Morador do Recanto das Emas, o ex-motorista lamenta não conseguir fazer as atividades que apreciava antes, como dirigir, mas comemora o desempenho em algumas atividades domésticas e faz questão de marcar presença nas mesas de dominó dos bares perto de casa, como forma de distração.
Prevenção como tratamento
Embora seja o momento mais sentido, o atendimento médico é apenas um dos componentes de saúde da pessoa idosa, como explica a gestora pública e assistente social Dagma Macelino, 50 anos, instrutora de capoterapia, espécie de terapia corporal que possui elementos e referência na capoeira. "Muitas vezes o idoso não consegue se abaixar para pegar um objeto e isso interfere no seu senso de valor, autoestima", avalia.
Durante a pandemia, a ong em que Dagma atua oferecia sessões on-line para os idosos encaminhados pela Subsecretaria de Políticas para Idoso (Subidoso), por meio de um convênio com a Secretaria de Justiça do DF. Ela conta que, mesmo com o modelo remoto, foi possível ver os benefícios das atividades físicas bem direcionadas. "A primeira mudança é o resgate da autoestima. Como a modalidade respeita as limitações do participante, com o tempo, eles vão ficando mais ativos, melhorando certos movimentos e sentido mais independentes", assevera.

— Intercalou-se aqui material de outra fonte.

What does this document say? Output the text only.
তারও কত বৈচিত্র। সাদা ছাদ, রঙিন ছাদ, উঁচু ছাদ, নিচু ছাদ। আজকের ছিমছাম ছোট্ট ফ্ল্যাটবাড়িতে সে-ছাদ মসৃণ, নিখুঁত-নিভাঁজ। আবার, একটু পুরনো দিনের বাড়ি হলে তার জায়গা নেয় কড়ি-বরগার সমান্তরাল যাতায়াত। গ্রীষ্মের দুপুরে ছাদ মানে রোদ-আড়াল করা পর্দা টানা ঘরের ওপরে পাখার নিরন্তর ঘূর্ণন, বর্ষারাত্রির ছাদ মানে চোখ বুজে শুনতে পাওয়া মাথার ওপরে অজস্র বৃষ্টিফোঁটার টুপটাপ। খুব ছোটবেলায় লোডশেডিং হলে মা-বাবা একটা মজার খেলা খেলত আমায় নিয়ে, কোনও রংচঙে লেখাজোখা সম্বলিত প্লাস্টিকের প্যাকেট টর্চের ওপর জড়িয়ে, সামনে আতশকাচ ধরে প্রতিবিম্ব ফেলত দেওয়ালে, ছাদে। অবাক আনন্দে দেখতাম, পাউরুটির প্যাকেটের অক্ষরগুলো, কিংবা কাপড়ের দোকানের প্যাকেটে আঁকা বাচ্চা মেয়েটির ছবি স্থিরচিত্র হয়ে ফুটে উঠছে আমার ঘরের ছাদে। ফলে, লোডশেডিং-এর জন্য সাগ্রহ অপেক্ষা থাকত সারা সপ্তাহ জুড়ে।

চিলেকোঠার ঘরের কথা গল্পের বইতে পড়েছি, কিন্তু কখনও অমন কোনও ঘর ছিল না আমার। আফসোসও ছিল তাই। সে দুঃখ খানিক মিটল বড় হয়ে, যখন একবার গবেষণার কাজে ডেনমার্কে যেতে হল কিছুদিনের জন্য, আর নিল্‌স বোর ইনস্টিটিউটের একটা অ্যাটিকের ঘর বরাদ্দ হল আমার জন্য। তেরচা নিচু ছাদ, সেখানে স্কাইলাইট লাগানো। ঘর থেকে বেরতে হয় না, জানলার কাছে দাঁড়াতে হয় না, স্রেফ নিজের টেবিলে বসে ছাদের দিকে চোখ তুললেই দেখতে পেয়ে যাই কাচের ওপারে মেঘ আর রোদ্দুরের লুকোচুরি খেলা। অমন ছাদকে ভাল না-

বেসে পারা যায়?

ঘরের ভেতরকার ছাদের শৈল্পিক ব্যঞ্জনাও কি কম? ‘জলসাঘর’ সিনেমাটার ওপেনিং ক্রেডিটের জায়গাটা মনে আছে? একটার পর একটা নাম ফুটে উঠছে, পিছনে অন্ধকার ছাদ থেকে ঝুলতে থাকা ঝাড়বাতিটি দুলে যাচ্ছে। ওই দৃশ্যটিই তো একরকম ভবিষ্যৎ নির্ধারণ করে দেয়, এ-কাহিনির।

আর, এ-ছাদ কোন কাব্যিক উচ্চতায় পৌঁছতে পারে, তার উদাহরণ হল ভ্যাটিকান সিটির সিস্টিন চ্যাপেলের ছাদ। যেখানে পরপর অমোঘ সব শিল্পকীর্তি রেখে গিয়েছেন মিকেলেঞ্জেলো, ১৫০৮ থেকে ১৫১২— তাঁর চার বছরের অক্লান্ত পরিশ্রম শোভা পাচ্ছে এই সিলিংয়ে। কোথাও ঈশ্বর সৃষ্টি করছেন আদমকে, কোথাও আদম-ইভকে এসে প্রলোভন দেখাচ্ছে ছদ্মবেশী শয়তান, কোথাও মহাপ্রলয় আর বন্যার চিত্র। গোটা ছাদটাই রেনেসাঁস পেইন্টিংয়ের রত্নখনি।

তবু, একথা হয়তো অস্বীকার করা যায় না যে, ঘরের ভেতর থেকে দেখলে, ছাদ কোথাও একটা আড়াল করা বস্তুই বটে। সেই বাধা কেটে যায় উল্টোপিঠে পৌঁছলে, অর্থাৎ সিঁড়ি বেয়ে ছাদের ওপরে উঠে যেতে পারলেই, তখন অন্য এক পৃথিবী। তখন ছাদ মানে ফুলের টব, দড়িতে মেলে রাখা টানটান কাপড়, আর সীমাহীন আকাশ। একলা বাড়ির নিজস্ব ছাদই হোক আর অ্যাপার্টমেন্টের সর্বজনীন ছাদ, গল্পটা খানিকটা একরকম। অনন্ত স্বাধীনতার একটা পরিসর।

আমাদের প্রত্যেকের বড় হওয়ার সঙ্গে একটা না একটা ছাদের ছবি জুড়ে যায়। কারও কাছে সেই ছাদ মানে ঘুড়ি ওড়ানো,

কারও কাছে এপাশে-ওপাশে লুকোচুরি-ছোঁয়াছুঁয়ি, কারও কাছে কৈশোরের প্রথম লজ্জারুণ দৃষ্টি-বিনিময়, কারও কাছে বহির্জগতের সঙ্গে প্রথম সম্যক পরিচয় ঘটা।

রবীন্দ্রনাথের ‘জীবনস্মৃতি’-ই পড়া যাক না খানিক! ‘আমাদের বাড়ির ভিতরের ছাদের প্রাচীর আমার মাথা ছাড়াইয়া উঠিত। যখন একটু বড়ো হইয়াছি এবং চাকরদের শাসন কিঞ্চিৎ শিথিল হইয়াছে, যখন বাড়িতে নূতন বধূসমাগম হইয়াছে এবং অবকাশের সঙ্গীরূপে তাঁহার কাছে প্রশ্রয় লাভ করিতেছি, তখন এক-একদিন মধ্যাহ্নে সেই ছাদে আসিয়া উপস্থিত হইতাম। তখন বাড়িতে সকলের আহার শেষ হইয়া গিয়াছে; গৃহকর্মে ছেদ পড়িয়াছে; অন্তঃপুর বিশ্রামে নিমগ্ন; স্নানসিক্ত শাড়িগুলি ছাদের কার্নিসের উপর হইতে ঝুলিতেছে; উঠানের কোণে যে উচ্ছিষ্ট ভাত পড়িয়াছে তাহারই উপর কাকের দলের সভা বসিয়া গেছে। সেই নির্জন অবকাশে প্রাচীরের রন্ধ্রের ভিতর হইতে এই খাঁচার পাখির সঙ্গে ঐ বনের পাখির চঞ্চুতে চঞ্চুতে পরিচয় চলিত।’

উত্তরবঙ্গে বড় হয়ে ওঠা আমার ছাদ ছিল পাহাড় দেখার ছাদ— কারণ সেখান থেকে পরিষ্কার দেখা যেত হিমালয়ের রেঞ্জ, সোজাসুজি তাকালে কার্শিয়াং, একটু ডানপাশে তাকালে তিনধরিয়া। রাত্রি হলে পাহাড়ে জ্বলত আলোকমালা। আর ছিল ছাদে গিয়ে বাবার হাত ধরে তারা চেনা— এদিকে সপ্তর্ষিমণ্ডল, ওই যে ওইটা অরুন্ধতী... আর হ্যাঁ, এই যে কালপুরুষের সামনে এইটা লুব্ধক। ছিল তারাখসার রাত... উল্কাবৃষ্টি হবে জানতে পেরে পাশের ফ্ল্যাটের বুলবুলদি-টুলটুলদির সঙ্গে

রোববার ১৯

Além do condicionamento físico e das atividades de recuperação, a saúde mental é outro fator preponderante para a garantia da qualidade de vida com o avançar dos anos. De acordo com a última Pesquisa Nacional de Saúde, de 2019, 13% dos idosos brasileiros sofrem de depressão, sendo que muitas vezes o diagnóstico é comprometido pela falta de informação. "É uma doença com sintomas que podem ser confundidos com elementos considerados normais da velhice, como tontura, insônia, palpitação, dores", explica a psicóloga Maria Cristina Corrêa Lopes Hoffmann. Entretanto, ela rebate com veemência a tese.
A profissional orienta que o idoso e a família precisam ficar atentos aos sinais e mudanças comportamentais. O primeiro passo é investigar se as motivações são orgânicas, como anemia ou hipotireoidismo, ou fatores sociais, como abandono, mudança na condição de vida, experiências de luto ou até mesmo situações de violência. Para prevenir a doença, que é considerada incapacitante e pode ser tratada com medicações, terapias e outras intervenções, ela ressalta a importância das redes de apoio comunitário, com amigos e vizinhos participando da vida das pessoas com mais de 60 anos. Outra ferramenta poderosa é identificar, nas proximidades da residência, as redes de atenção psicossocial oferecidas pelo Sistema Único de Saúde (SUS), que contam com atendimento direcionado a essa população. "É fundamental que se compreenda que sentir dor e tristeza não fazem parte do envelhecimento", garante a psicóloga.